Feb 09, 2004 01:36
I was reading (I swear) for class...Marcel Proust as a matter of fact...
"...and in the evening, after dinner, if she wished to stay at home in deshabille, if he had been forced to stay beside her, to do what she asked..."
...and the word deshabille gave me the oddest sense of deja vu. I fancied that in a dream once I had read that exact word and in this dream it conjured instantly in my mind images of the freckled boy in the transgressions of infedility. I seem to remember waking up and being very disturbed. Dreams tend to affect my waking emotional state. Dreams, in the end, are just as real as waking life aren't they? They are real to me. I still experience them - their emotion. When I was talking to the freckled boy on the phone that morning, he couldn't help but notice my agitation as he is apt at doing despite my best deceptive efforts (a clear difference between us since I have never been able to decipher the difference between the smoke and the screen). He assured me that it was nothing more than my worst fear.
"And yet he would have liked to live until the time came when he no longer loved her, whe she would have no reason for lying to him, when at length he might learn from her whether, on the day when he had gone to see her in the afternoon, she had or had not been in bed with Forcheville."

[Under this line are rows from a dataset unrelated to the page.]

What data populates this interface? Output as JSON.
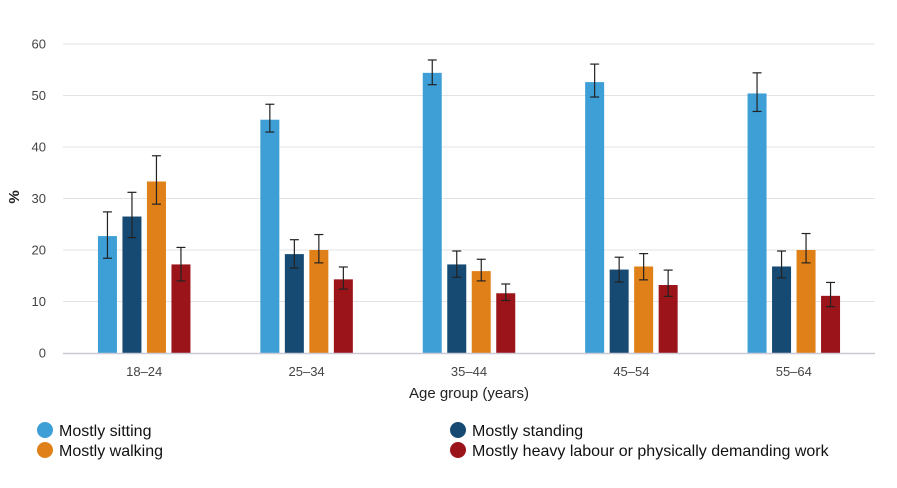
{
  "chart_data": {
    "type": "bar",
    "title": "",
    "xlabel": "Age group (years)",
    "ylabel": "%",
    "ylim": [
      0,
      60
    ],
    "yticks": [
      0,
      10,
      20,
      30,
      40,
      50,
      60
    ],
    "grid": true,
    "categories": [
      "18–24",
      "25–34",
      "35–44",
      "45–54",
      "55–64"
    ],
    "series": [
      {
        "name": "Mostly sitting",
        "color": "#3d9fd6",
        "values": [
          22.7,
          45.3,
          54.4,
          52.6,
          50.4
        ],
        "error_low": [
          18.4,
          42.9,
          52.1,
          49.7,
          46.9
        ],
        "error_high": [
          27.4,
          48.3,
          56.9,
          56.1,
          54.4
        ]
      },
      {
        "name": "Mostly standing",
        "color": "#164a72",
        "values": [
          26.5,
          19.2,
          17.2,
          16.2,
          16.8
        ],
        "error_low": [
          22.4,
          16.5,
          14.7,
          13.8,
          14.6
        ],
        "error_high": [
          31.2,
          22.0,
          19.8,
          18.6,
          19.8
        ]
      },
      {
        "name": "Mostly walking",
        "color": "#e08018",
        "values": [
          33.3,
          20.0,
          15.9,
          16.8,
          20.0
        ],
        "error_low": [
          28.9,
          17.5,
          14.0,
          14.2,
          17.5
        ],
        "error_high": [
          38.3,
          23.0,
          18.2,
          19.3,
          23.2
        ]
      },
      {
        "name": "Mostly heavy labour or physically demanding work",
        "color": "#9b1419",
        "values": [
          17.2,
          14.3,
          11.6,
          13.2,
          11.1
        ],
        "error_low": [
          14.0,
          12.4,
          10.2,
          11.0,
          9.0
        ],
        "error_high": [
          20.5,
          16.7,
          13.4,
          16.1,
          13.7
        ]
      }
    ],
    "legend_position": "bottom",
    "legend_order": [
      0,
      1,
      2,
      3
    ]
  }
}
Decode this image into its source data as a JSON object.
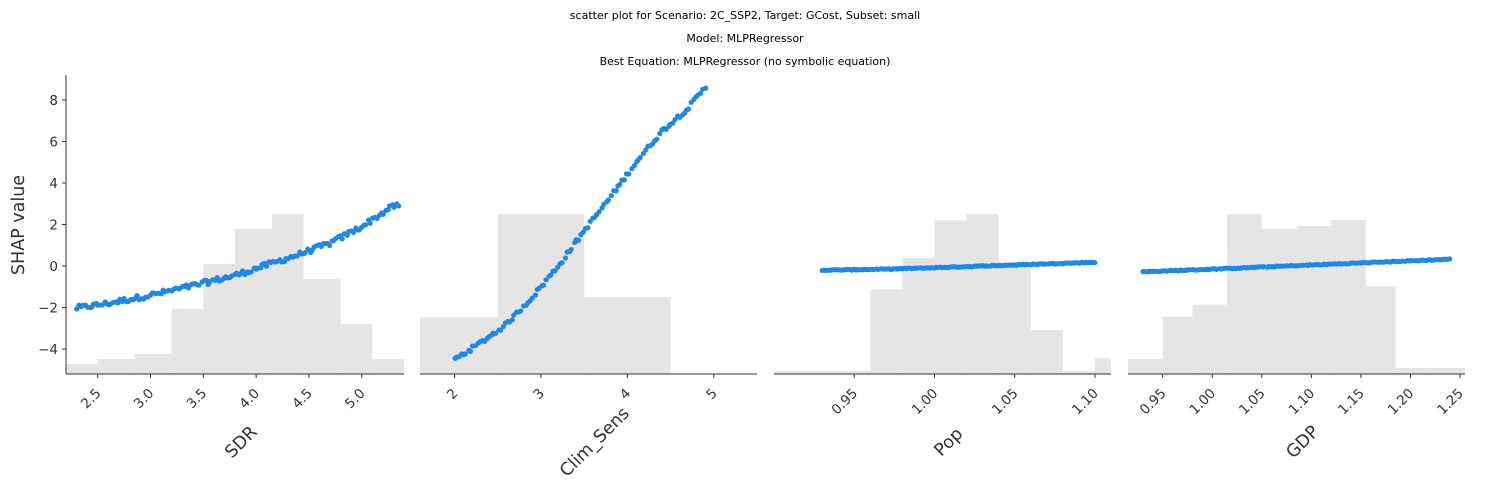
{
  "figure": {
    "title_lines": [
      "scatter plot for Scenario: 2C_SSP2, Target: GCost, Subset: small",
      "Model: MLPRegressor",
      "Best Equation: MLPRegressor (no symbolic equation)"
    ]
  },
  "colors": {
    "points": "#1e88e5",
    "histogram": "#e5e5e5",
    "axis": "#333333"
  },
  "chart_data": [
    {
      "type": "scatter",
      "xlabel": "SDR",
      "ylabel": "SHAP value",
      "xlim": [
        2.2,
        5.4
      ],
      "ylim": [
        -5.2,
        9.2
      ],
      "xticks": [
        2.5,
        3.0,
        3.5,
        4.0,
        4.5,
        5.0
      ],
      "xtick_labels": [
        "2.5",
        "3.0",
        "3.5",
        "4.0",
        "4.5",
        "5.0"
      ],
      "yticks": [
        -4,
        -2,
        0,
        2,
        4,
        6,
        8
      ],
      "ytick_labels": [
        "−4",
        "−2",
        "0",
        "2",
        "4",
        "6",
        "8"
      ],
      "histogram": {
        "edges": [
          2.2,
          2.5,
          2.85,
          3.2,
          3.5,
          3.8,
          4.15,
          4.45,
          4.8,
          5.1,
          5.4
        ],
        "counts": [
          1,
          1.5,
          2,
          6.5,
          11,
          14.5,
          16,
          9.5,
          5,
          1.5
        ]
      },
      "points": {
        "curve": [
          [
            2.2,
            -2.1
          ],
          [
            2.6,
            -1.8
          ],
          [
            3.0,
            -1.4
          ],
          [
            3.4,
            -0.95
          ],
          [
            3.8,
            -0.45
          ],
          [
            4.1,
            0.05
          ],
          [
            4.4,
            0.55
          ],
          [
            4.7,
            1.1
          ],
          [
            5.0,
            1.9
          ],
          [
            5.3,
            2.9
          ]
        ],
        "x_range": [
          2.3,
          5.35
        ],
        "count": 150,
        "noise": 0.12
      }
    },
    {
      "type": "scatter",
      "xlabel": "Clim_Sens",
      "xlim": [
        1.6,
        5.5
      ],
      "ylim": [
        -5.2,
        9.2
      ],
      "xticks": [
        2,
        3,
        4,
        5
      ],
      "xtick_labels": [
        "2",
        "3",
        "4",
        "5"
      ],
      "yticks": [],
      "histogram": {
        "edges": [
          1.6,
          2.5,
          3.5,
          4.5
        ],
        "counts": [
          18,
          51,
          24.5
        ]
      },
      "points": {
        "curve": [
          [
            2.0,
            -4.5
          ],
          [
            2.3,
            -3.7
          ],
          [
            2.6,
            -2.8
          ],
          [
            2.9,
            -1.5
          ],
          [
            3.2,
            0.0
          ],
          [
            3.5,
            1.7
          ],
          [
            3.8,
            3.3
          ],
          [
            4.1,
            5.0
          ],
          [
            4.4,
            6.5
          ],
          [
            4.7,
            7.6
          ],
          [
            4.9,
            8.6
          ]
        ],
        "x_range": [
          2.0,
          4.9
        ],
        "count": 110,
        "noise": 0.1
      }
    },
    {
      "type": "scatter",
      "xlabel": "Pop",
      "xlim": [
        0.9,
        1.11
      ],
      "ylim": [
        -5.2,
        9.2
      ],
      "xticks": [
        0.95,
        1.0,
        1.05,
        1.1
      ],
      "xtick_labels": [
        "0.95",
        "1.00",
        "1.05",
        "1.10"
      ],
      "yticks": [],
      "histogram": {
        "edges": [
          0.9,
          0.94,
          0.96,
          0.98,
          1.0,
          1.02,
          1.04,
          1.06,
          1.08,
          1.1,
          1.11
        ],
        "counts": [
          0.5,
          0.5,
          13.5,
          18.5,
          24.5,
          25.5,
          17.5,
          7,
          0.5,
          2.5
        ]
      },
      "points": {
        "curve": [
          [
            0.93,
            -0.2
          ],
          [
            0.97,
            -0.15
          ],
          [
            1.0,
            -0.08
          ],
          [
            1.03,
            0.0
          ],
          [
            1.06,
            0.08
          ],
          [
            1.1,
            0.18
          ]
        ],
        "x_range": [
          0.93,
          1.1
        ],
        "count": 150,
        "noise": 0.02
      }
    },
    {
      "type": "scatter",
      "xlabel": "GDP",
      "xlim": [
        0.915,
        1.255
      ],
      "ylim": [
        -5.2,
        9.2
      ],
      "xticks": [
        0.95,
        1.0,
        1.05,
        1.1,
        1.15,
        1.2,
        1.25
      ],
      "xtick_labels": [
        "0.95",
        "1.00",
        "1.05",
        "1.10",
        "1.15",
        "1.20",
        "1.25"
      ],
      "yticks": [],
      "histogram": {
        "edges": [
          0.915,
          0.95,
          0.98,
          1.015,
          1.05,
          1.085,
          1.12,
          1.155,
          1.185,
          1.22,
          1.255
        ],
        "counts": [
          2.5,
          9.5,
          11.5,
          26.5,
          24,
          24.5,
          25.5,
          14.5,
          1,
          1
        ]
      },
      "points": {
        "curve": [
          [
            0.93,
            -0.28
          ],
          [
            1.0,
            -0.15
          ],
          [
            1.05,
            -0.05
          ],
          [
            1.1,
            0.05
          ],
          [
            1.15,
            0.15
          ],
          [
            1.24,
            0.33
          ]
        ],
        "x_range": [
          0.93,
          1.24
        ],
        "count": 150,
        "noise": 0.02
      }
    }
  ]
}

"There were even days when he was not tormented by any suspicion. He fancied that he was cured. But next morning, when he awoke, he felt in the same place the same pain, the sensation of which, the day before, he had as it were diluted in the stream of different daytime impressions. But it had not stirred from its place. Indeed, it was the sharpness of this pain that had awakened him."
"When our happiness is no longer in their hands, how calm, how relaxed, how bold we become in their presence!"
"He remembered the gas-jets being extinguished along the Boulevard des Italiens when he had met her against all expectations among the errant shades on that night which had seemed to him almost supernatural and which indeed - a night from a period when he had not even to ask himself whether he would be annoying her by looking for her and finding her, so certain was he that she knew no greater happiness than to see him and to let him take her home - belonged to a mysterious world, to which on never may return again once its doors are closed."
If Proust were alive - I should like to tell him to shut the fuck up.